In the editorial, titled “Mexico’s presidential tragedy in development,” the Financial Times points out that if until now López Obrador had been the exception to the rule of leftist populists in Latin America, known as “big spenders,” the arrival of the pandemic in Mexico has changed everything and “exposed dangerous new weaknesses.

The text describes López Obrador’s responses to the crisis as “disastrous”. “His erratic behavior in the first weeks of the pandemic suggests that the country is headed for a much worse crisis in the remaining six years of his government unless there is a dramatic change of course”.

The newspaper recalls when the Mexican president said that a six-leaf clover would protect him from the coronavirus, as well as the times he violated the rule of social distancing issued by the government itself “even shaking hands, on one occasion, with the mother of one of the country’s most infamous traffickers,” about Joaquín “El Chapo” Guzmán.
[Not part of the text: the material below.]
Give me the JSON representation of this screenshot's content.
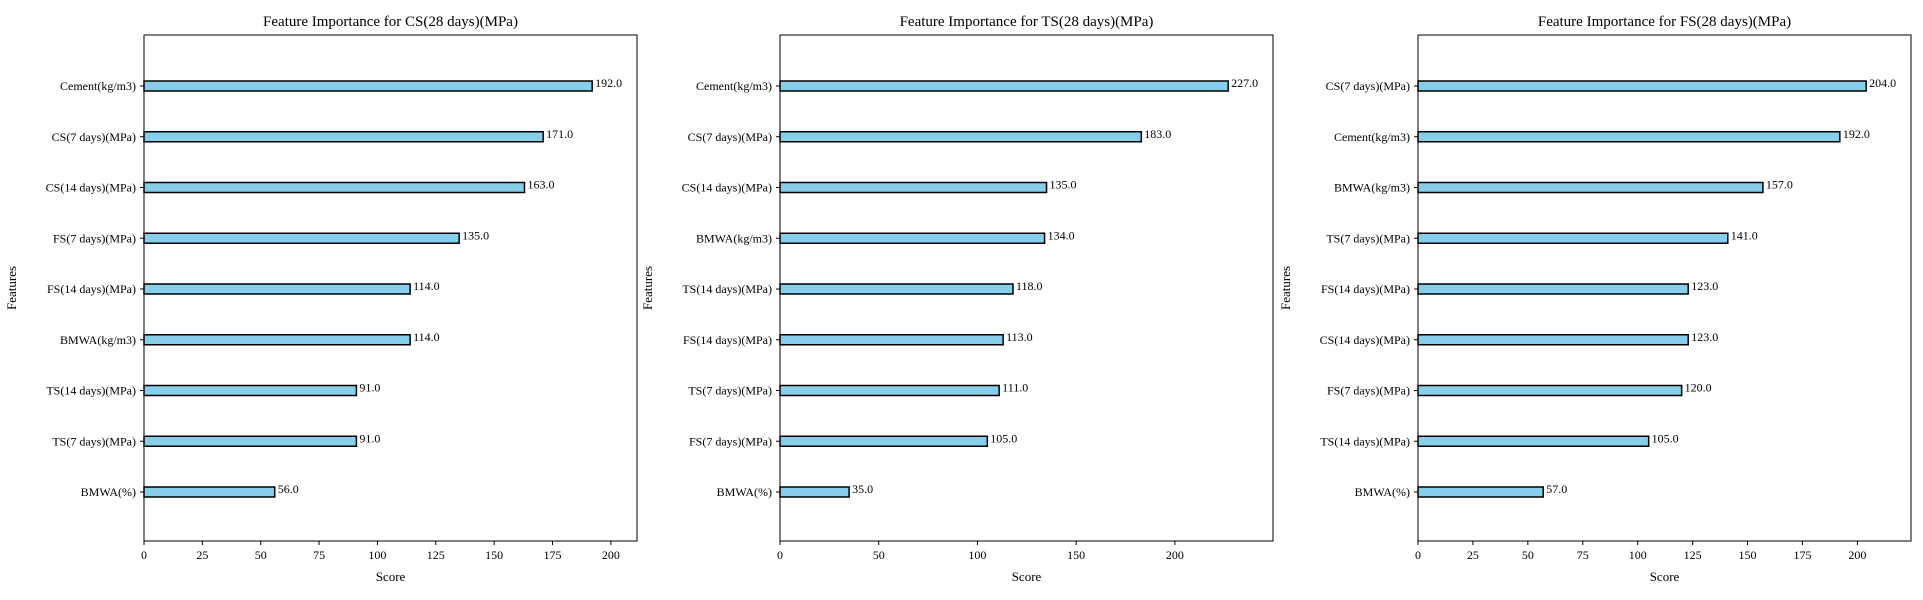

The denial of the magnitude of the pandemic, says the editorial, is similar to what happened in Brazil with President Jair Bolsonaro and in the United States with Donald Trump.

“What is unique”, says the newspaper, “is Lopez Obrador’s denial of the need for a major fiscal and monetary stimulus to rescue the economy from recession despite the market consensus that Mexico will be among the countries most affected by the pandemic because of its dependence on U.S. manufacturing, tourism, remittances, and oil”.

The executive’s recipe has been “more austerity, including a second round of salary cuts for government officials,” warns the Financial, recalling the Mexican government’s initial opposition to an oil agreement to stabilize prices.

Faced with this attitude, he says, business leaders have come out to propose an alternative plan to respond to the coronavirus. In that sense, he suggested that politicians from all parties, state governors, and business leaders join together to agree on a comprehensive economic and health program to treat the coronavirus and put pressure on President López Obrador.

“Legal challenges should be launched against some of his most questionable policies. Venezuela’s terrible humanitarian catastrophe is a clear warning of what another four and a half years of López Obrador could do to Mexico,” the Financial Times wrote.

And yes… In Mexico, the worst is yet to come.